O que fez o depoimento dos dois delatores mudar tanto? Ninguém quer mofar na cadeia, isto é certo. Estar preso É uma tortura, nem precisa de outras. Ainda mais quando podem se beneficiar de uma delação premiada e ter a pena fabulosamente reduzida. Mas chama a atenção, em ambos os casos, a recusa da Força-Tarefa em aceitar a delação inocentando Lula. Em uma delas o delator está mentindo: na primeira (que inocentava Lula) ou na segunda (que tenta incriminá-lo)?

Também chama a atenção o fato de, mesmo tendo devassado a vida do ex-presidente inteirinha, suas contas bancárias e até mesmo suas ligações telefônicas pessoais e de sua mulher (vazando-as, inclusive), os investigadores da Lava-Jato não terem encontrado nenhuma prova contra Lula e ainda dependerem de delação para conseguir a façanha de condená-lo. É de se questionar a lisura e o equilíbrio de uma investigação onde se investiga menos do que se pressiona por delações, e com o objetivo de comprometer membros de apenas um partido, quando todos estão envolvidos, como se comprovou com a lista divulgada pelo ministro Fachin.

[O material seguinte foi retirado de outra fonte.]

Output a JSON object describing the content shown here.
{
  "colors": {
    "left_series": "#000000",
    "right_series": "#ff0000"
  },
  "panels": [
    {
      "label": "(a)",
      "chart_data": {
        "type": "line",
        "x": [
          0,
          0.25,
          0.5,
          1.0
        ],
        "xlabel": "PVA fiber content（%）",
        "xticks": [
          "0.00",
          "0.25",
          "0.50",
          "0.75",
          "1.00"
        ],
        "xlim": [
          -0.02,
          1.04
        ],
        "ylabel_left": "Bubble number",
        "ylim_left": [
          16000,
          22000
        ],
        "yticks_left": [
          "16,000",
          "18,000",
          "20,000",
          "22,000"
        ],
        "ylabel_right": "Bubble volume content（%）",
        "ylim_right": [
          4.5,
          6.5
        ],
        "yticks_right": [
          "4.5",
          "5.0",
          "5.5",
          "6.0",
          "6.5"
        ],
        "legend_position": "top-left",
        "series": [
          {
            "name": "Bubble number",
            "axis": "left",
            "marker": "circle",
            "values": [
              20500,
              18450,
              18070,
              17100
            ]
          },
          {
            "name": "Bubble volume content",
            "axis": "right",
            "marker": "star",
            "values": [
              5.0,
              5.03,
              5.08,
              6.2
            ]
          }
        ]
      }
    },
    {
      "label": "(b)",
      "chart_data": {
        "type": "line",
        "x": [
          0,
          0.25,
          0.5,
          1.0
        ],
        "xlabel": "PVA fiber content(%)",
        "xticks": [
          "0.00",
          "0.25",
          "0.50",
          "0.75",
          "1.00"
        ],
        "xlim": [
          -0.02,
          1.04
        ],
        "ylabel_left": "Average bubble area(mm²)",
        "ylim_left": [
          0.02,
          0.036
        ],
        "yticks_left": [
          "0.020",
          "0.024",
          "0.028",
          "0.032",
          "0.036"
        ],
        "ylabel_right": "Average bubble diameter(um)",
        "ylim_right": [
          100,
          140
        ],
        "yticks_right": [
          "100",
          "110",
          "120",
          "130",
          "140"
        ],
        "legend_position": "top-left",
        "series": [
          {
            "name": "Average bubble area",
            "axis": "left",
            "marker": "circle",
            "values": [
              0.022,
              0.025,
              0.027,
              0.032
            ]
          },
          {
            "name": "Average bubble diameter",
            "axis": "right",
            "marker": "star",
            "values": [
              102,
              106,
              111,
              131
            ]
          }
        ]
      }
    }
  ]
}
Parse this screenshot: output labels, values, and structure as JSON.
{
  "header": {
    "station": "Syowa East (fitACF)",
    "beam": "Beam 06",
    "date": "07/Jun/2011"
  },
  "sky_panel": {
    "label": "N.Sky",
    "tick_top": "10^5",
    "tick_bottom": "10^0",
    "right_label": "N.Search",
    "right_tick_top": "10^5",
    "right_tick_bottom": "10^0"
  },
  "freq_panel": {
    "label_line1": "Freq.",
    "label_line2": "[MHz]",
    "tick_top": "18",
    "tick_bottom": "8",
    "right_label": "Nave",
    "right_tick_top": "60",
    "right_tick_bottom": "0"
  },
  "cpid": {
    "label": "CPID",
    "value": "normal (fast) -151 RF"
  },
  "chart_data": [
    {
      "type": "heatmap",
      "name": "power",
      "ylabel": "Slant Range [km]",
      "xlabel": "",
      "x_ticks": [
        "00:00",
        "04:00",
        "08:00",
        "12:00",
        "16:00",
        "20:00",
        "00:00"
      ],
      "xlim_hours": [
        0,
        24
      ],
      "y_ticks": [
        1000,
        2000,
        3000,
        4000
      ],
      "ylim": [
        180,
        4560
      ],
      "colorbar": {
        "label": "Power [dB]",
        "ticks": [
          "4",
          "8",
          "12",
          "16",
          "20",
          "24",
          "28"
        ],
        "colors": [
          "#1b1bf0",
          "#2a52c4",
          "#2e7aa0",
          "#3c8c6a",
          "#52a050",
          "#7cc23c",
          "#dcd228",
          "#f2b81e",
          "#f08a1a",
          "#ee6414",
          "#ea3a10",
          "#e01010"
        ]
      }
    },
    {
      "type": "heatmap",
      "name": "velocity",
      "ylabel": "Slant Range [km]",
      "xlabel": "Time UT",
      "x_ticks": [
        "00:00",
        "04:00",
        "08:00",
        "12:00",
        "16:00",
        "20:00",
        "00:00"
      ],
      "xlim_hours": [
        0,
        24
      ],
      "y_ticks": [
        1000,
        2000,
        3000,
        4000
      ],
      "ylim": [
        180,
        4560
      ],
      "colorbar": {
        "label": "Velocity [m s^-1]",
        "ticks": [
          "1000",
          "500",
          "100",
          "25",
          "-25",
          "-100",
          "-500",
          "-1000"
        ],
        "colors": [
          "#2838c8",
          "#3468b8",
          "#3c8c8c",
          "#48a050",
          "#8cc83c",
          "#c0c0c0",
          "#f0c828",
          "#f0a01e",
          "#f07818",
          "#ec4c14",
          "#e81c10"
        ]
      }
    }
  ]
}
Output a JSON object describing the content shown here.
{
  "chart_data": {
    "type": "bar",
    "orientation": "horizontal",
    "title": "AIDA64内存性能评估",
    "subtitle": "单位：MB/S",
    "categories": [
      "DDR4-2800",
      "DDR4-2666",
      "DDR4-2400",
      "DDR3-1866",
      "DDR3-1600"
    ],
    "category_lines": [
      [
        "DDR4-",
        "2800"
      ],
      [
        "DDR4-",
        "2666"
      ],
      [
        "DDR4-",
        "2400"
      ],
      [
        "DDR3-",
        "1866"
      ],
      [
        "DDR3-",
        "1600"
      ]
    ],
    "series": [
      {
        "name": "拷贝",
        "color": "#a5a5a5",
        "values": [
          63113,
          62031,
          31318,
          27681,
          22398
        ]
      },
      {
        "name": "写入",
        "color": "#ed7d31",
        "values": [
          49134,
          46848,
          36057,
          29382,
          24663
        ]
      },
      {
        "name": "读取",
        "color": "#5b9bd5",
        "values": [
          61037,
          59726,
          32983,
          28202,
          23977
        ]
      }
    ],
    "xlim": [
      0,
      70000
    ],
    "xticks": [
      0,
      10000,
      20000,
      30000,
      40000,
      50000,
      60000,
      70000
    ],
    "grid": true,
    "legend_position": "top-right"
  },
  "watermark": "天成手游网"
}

Os advogados de Lula foram mais diretos e apontaram a fabricação de uma “mentira”, uma versão “acordada com o MPF” para que a delação fosse aceita. “A versão fabricada de Pinheiro foi a ponto de criar um diálogo –não presenciado por ninguém– no qual Lula teria dado a fantasiosa e absurda orientação de destruição de provas sobre contribuições de campanha, tema que o próprio depoente reconheceu não ser objeto das conversas que mantinha com o ex-presidente”, disseram os advogados em nota.

A defesa também divulgou um texto em que acusa a Força-Tarefa de fazer pressão sobre o executivo para “fabricar” a delação comprometendo Lula. “Na condição de réu, Léo Pinheiro tem o direito constitucional de mentir para se proteger. Como testemunha, no entanto, ele está proibido de mentir”, advertem os advogados.

Para a mídia, aliada de Moro no processo, o principal objetivo –danificar ainda mais a imagem do ex-presidente para inviabilizá-lo como candidato em 2018– foi atingido. Inventada ou real, a frase que Léo Pinheiro disse ter ouvido de Lula já foi transformada em verdade absoluta pela imprensa “imparcial”: está estampada na capa da revista Veja como “prova” de que o ex-presidente, primeiro lugar nas pesquisas, está “acabado”.